夜色中的照澜院静默而厚重,红砖小楼在月光下浸透着学术圣地的庄严。
黄家客厅里,电视正播放着申奥专题片,黄家三口围坐沙发,茶香袅袅。
“砰!”
老式木门被猛地撞开,关芝芝一身刺目红裙立在门口,眼中燃烧着绝望的火焰,指甲深深掐进掌心。
“黄亦玫,你这个不要脸的小三,你勾引我老公周士辉!”
尖利的指控劈开温馨的空气。
吴月江手中的茶杯应声落地,热水溅湿了裤脚。
“你胡说八道什么?”黄亦玫从沙发上惊起,俏脸在灯下泛着无辜的光泽。
吴月江心头一紧,下意识拦在前头,“姑娘,你是不是有什么误会…”
“误会?”关芝芝眼泪决堤,混合着晕开的眼妆,显得狼狈又凄厉,“我老公为了她,在民政局门口当众逃婚,黄振华还是帮凶呢,能有什么误会?”
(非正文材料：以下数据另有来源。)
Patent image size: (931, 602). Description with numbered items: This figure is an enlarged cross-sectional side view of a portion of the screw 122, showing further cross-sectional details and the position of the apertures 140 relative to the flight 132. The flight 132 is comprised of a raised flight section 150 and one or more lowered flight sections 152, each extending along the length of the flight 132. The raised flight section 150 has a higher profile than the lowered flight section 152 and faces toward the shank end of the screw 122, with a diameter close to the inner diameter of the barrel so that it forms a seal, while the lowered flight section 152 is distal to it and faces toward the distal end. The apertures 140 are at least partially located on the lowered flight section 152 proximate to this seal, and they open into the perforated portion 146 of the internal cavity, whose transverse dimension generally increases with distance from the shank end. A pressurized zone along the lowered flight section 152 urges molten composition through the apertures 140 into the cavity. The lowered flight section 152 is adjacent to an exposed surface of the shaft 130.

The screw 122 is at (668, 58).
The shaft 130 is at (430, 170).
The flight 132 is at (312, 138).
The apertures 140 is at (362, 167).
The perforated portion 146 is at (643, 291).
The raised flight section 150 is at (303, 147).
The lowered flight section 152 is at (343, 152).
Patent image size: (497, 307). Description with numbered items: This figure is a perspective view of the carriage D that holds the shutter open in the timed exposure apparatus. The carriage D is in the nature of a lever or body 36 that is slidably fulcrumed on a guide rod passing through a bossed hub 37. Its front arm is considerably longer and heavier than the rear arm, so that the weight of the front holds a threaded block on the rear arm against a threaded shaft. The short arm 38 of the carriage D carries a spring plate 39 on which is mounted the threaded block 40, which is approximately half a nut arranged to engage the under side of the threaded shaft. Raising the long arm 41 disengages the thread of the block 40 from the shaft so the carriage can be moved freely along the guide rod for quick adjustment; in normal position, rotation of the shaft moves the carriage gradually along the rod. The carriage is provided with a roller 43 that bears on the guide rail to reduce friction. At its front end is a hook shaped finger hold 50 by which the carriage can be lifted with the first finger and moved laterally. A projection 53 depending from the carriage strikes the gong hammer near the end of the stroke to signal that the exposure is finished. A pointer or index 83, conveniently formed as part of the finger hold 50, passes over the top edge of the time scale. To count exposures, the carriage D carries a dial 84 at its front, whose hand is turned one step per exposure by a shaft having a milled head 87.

吴月江倒吸一口凉气,难以置信地看向女儿,“黄亦玫,这到底是怎么回事?你跟那个男的做了什么?”
“我们就是一起吃吃饭,喝喝咖啡,聊聊天而已!”黄亦玫又急又气,觉得对方简直不可理喻,“他自己要来找我,我还能拦着不成?”
“聊天?聊到人家连婚都不结了?”黄剑如又惊又怒,声音沉了下来。
“爸,您怎么也怪我?”
黄亦玫委屈得眼圈发红,随即转向关芝芝,语气里带着天真和鄙夷。
“那种有未婚妻还来接近别的女人的男人,本身就有问题。就这种男的,你还要他?”
关芝芝气得浑身发抖,指着黄亦玫,声音颤得不成样子。
“叔叔阿姨,你们听到了吧?不是我无理取闹吧?她说的是人话吗?破坏别人感情,她还振振有词。我请问,你们那个年代也是这样子的吗?”
吴月江试图安抚:“姑娘,你话不能这么说呀,事情可能…”
“可能什么?事实就是她黄亦玫当了小三!”
关芝芝几乎是在嘶吼。
“你们就是这么教育你们自己的闺女吗?你们还大学教授呢?”
黄亦玫瞳孔微颤,扬起天鹅般的脖颈,“不是,你有什么事你冲我来,冲我爸妈吼什么…”
“够了!”黄剑如脸色铁青,一把抓住女儿的手臂,“你给我回屋去,还嫌不够丢人吗?”
“我丢人?我做什么了?”黄亦玫挣扎着,难以置信一向疼爱她的父亲会这样对她。
“进去!”黄剑如不容置疑,近乎粗暴地将她拽向里屋,重重关上了房门,将她的辩解和外面的混乱隔绝。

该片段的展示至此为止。